Les résultats d’une nouvelle étude suédoise impliquant environ 1 000 septuagénaires montrent que les personnes ayant des anticorps contre le virus de l’herpès labial ont un risque doublé de développer une démence. Le virus de l’herpès simplex de type 1 (HSV-1) fait partie des pathogènes les plus répandus dans le monde et l’OMS estime que 3,7 milliards de personnes de moins de 50 ans dans le monde sont séropositives.

Une nouvelle étude indique que le virus responsable de l’herpès labial, l’herpès simplex de type 1 (HSV-1), peut doubler le risque de développer une démence, un ensemble de syndromes associés au déclin des fonctions cognitives telles que la mémoire, le langage, l’orientation, etc.

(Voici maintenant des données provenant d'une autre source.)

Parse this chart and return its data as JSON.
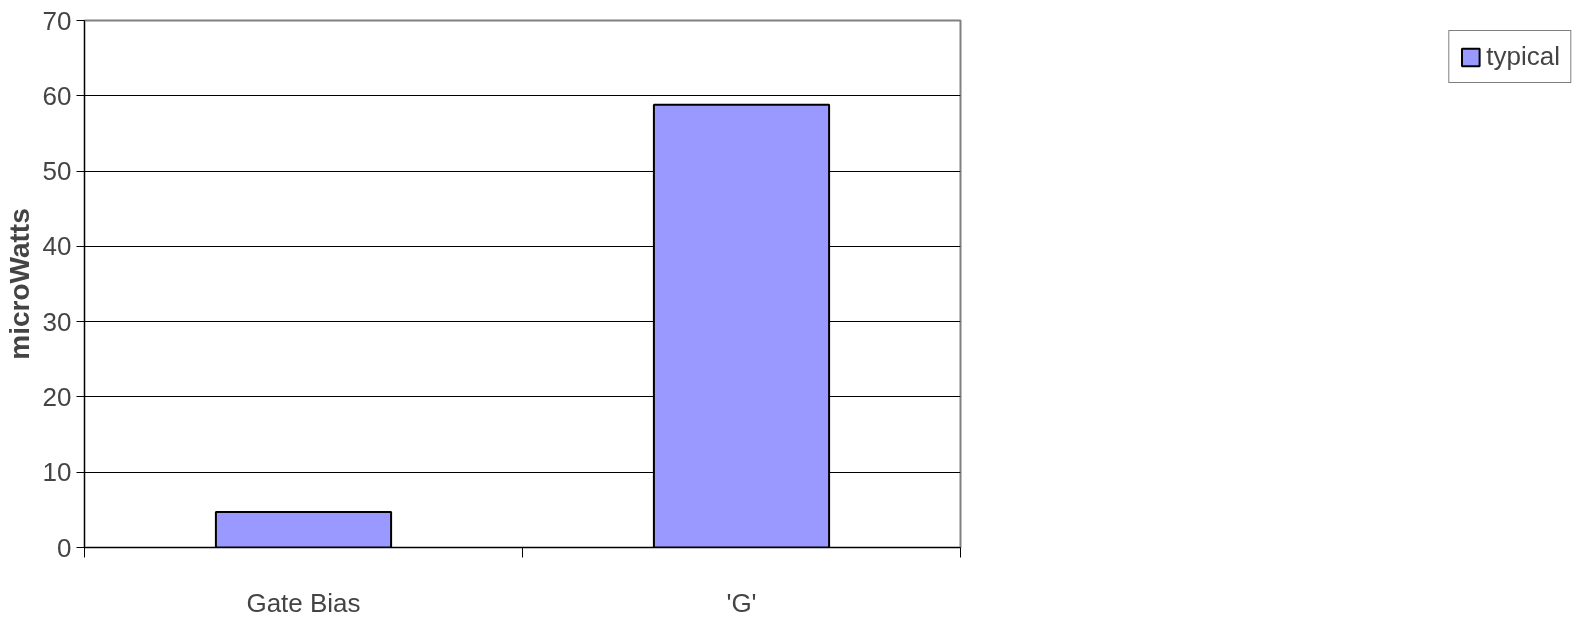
{
  "chart_data": {
    "type": "bar",
    "ylabel": "microWatts",
    "categories": [
      "Gate Bias",
      "'G'"
    ],
    "series": [
      {
        "name": "typical",
        "color": "#9999ff",
        "values": [
          4.7,
          58.8
        ]
      }
    ],
    "ylim": [
      0,
      70
    ],
    "yticks": [
      0,
      10,
      20,
      30,
      40,
      50,
      60,
      70
    ],
    "grid": "y",
    "legend": "right"
  }
}
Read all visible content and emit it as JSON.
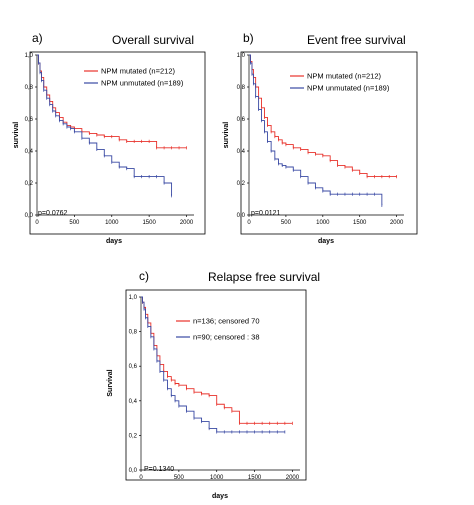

Ce n’est pas la première fois que l’exposition au virus courant provoquant l’herpès labial est fortement associée à la démence. Par exemple, dans une étude publiée en 2018 dans la revue Cell Neuron, des scientifiques de l’Icahn School of Medicine de l’université Mount Sinai de New York avaient déterminé que le cerveau de patients décédés atteints de la maladie d’Alzheimer (la principale forme de démence) présentait des concentrations doubles d’ADN et d’ARN de l’herpès simplex de type 1 ; peu après, des collègues du MassGeneral Institute for Neurodegenerative Disease (MIND) et du Département de neurologie de la Harvard Medical School ont théorisé que les plaques de bêta-amyloïde, parmi les principaux signes de la maladie d’Alzheimer (mais pas toujours présentes chez les patients), pourraient être libérées en tant que réponse immunitaire à l’invasion du virus de l’herpès. La nouvelle recherche semble confirmer davantage ce lien.